Plagues and Hash Tables
"Mathematics is the queen of the sciences and Number Theory is the
Queen of Mathematics" - Gauss
In this section, I discuss first an interesting application, hash
tables, that uses basic number theory and then a more complex
application, public key encryption, that uses fairly sophisticated
number theory and abstract algebra. Both of these applications are
used extensively today. Hash tables are used in computer operating
systems(i.e. dos and windows), databases, word processors, spread
sheets, games, graphic systems and many other programs. Public Key
Encryption is gaining increased popularity with the proliferation of
the net both to ensure protection, privacy and to authenticate monetary
transactions.
But first, let's discuss plagues. Occasionally the natural world
"borrows" ideas from mathematics in a way that shows the profundity
and independence of that discipline. One such example is that the
dormant period of plagues, locusts and similar parasites is almost
always a prime number(e.g. locusts appear every 17 years, there is a 7
year and 13 year plague, etc.). The reason for this first requires
some understanding of biology. A parasite has a strong dependence on
its host population because if the host dies, so does the parasite.
Parasites compete for hosts as most animals compete for food so that
in general it is adventageous for two parasite populations to be
active at the same time as infrequently as possible. When two
populations are active during the same year, we say that they "collide".
Now it is easy to show that for dormant periods of about the same
length, the populations collide less frequently when the period is a
prime number. Let a be the dormant period of the parasite A and b be
the dormant period of parasite B. Let c be the number of years
between collision of A and B. Note that period between collisions is
always the same since the "state" of the system is exactly the same
after each collision.

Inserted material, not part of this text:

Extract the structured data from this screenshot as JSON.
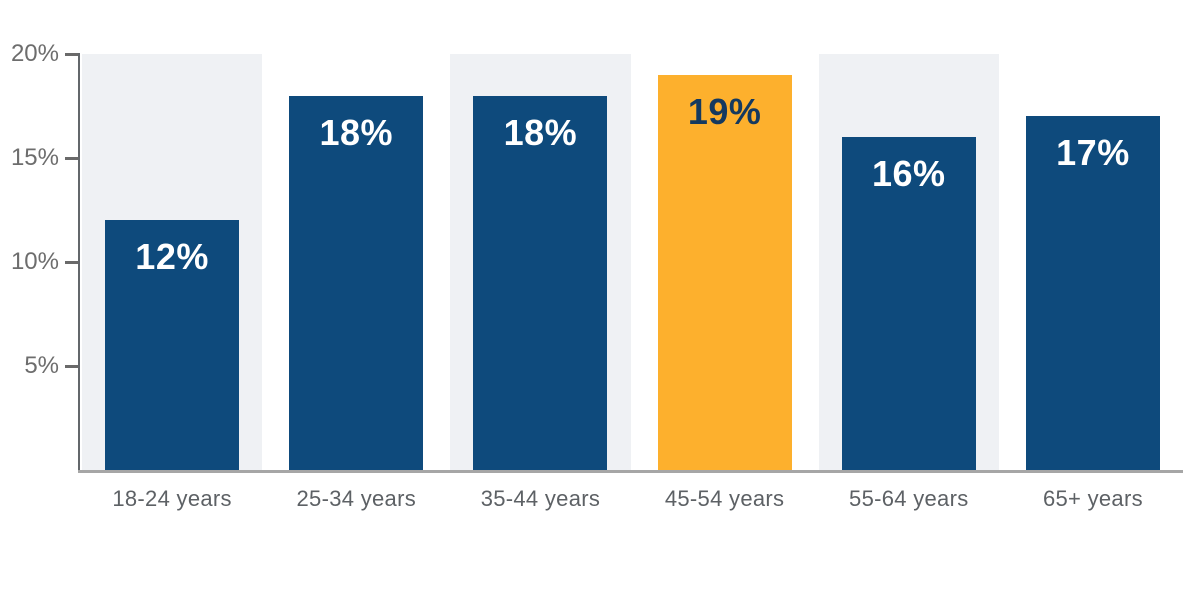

We assume A and B eventually collide(if there
are few parasites, they may not but in a large population of
parasites, some must eventually collide) and for convenience we call
the first time they collide year 0.
Now it is a fundamental theorem of number theory that any number can
be factored uniquely into primes(e.g. 18=3*2*2 28=2*7*2) so let
a=p1p2...pn and b=p1'p2'...pm' where the p's are all prime numbers.
At year c, both B and A are active hence a divides c and b divides c.

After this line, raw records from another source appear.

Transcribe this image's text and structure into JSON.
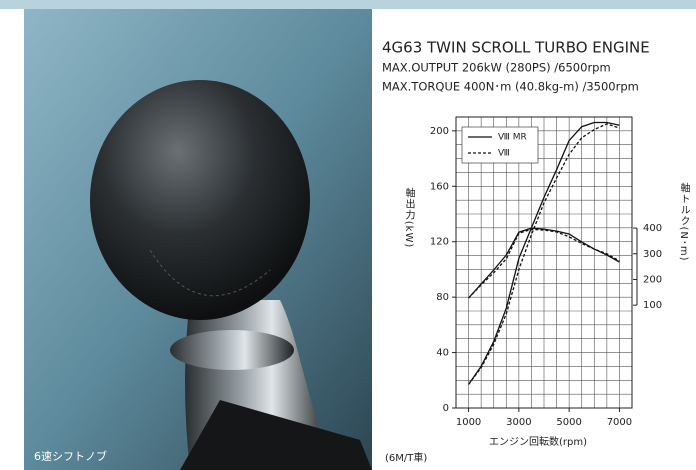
{
  "caption": "6速シフトノブ",
  "chart_data": {
    "type": "line",
    "title": "4G63 TWIN SCROLL TURBO ENGINE",
    "subtitle": [
      "MAX.OUTPUT 206kW (280PS) /6500rpm",
      "MAX.TORQUE 400N･m (40.8kg-m) /3500rpm"
    ],
    "x_label": "エンジン回転数(rpm)",
    "y_label": "軸出力(kW)",
    "y2_label": "軸トルク(N･m)",
    "note": "(6M/T車)",
    "x": [
      1000,
      1500,
      2000,
      2500,
      3000,
      3500,
      4000,
      4500,
      5000,
      5500,
      6000,
      6500,
      7000
    ],
    "series": [
      {
        "name": "Ⅷ MR",
        "color": "#111111",
        "dash": false,
        "values": [
          17,
          30,
          48,
          72,
          108,
          130,
          152,
          172,
          193,
          203,
          206,
          206,
          204
        ]
      },
      {
        "name": "Ⅷ",
        "color": "#111111",
        "dash": true,
        "values": [
          17,
          29,
          46,
          68,
          100,
          125,
          148,
          166,
          183,
          195,
          201,
          205,
          202
        ]
      },
      {
        "color": "#111111",
        "dash": false,
        "axis": "y2",
        "values": [
          128,
          182,
          237,
          295,
          384,
          400,
          396,
          388,
          377,
          346,
          318,
          295,
          268
        ]
      },
      {
        "color": "#111111",
        "dash": true,
        "axis": "y2",
        "values": [
          128,
          179,
          226,
          280,
          380,
          395,
          392,
          385,
          366,
          340,
          318,
          300,
          272
        ]
      }
    ],
    "xlim": [
      500,
      7500
    ],
    "xticks": [
      1000,
      3000,
      5000,
      7000
    ],
    "ylim": [
      0,
      210
    ],
    "yticks": [
      0,
      40,
      80,
      120,
      160,
      200
    ],
    "y2lim": [
      -300,
      832
    ],
    "y2ticks": [
      100,
      200,
      300,
      400
    ],
    "grid": true,
    "grid_xticks": [
      500,
      1000,
      1500,
      2000,
      2500,
      3000,
      3500,
      4000,
      4500,
      5000,
      5500,
      6000,
      6500,
      7000,
      7500
    ],
    "grid_yticks": [
      0,
      10,
      20,
      30,
      40,
      50,
      60,
      70,
      80,
      90,
      100,
      110,
      120,
      130,
      140,
      150,
      160,
      170,
      180,
      190,
      200,
      210
    ],
    "legend": "upper left"
  }
}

Which means c contains those primes which occur in either a or b. If
there is no prime which is in both a and b, c=a*b. If there is some
shared prime, c is less than a*b. Now it should be easy to see that
if a and b are different prime numbers, it is certain that c=a*b and
thus c is maximized.
Here are two examples:
a=18 and b=6
a=3*3*2 b=3*2 hence c=3*3*2=18
a=19 and b=3 means c=19*3=57
Although the dormant periods are about the same length, the time
between collisions is much larger in the second case since both a and
b are prime. The fact that prime numbers lead to infrequent
collisions will be used in the application described in the next section.
The Dictionary Problem
A problem that comes up again and again in computer applications is
the dictionary problem which can be described intuitively in the
following way: Imagine you're keeping a dictionary of slang on the
computer. You want to be able add and delete new words quickly and
given a word in the dictionary, you want to be able to find its
definition quickly. The question is, what is the fastest way of doing
this?
First a side note on the way computer theorists measure speed. In the
equation giving the speed of an algorithm as a function of the size of
the input, all constants, coefficients and lower order terms are
dropped. So 45n^2 + 100n becomes n^2. In this sense 1000n+logn (=n)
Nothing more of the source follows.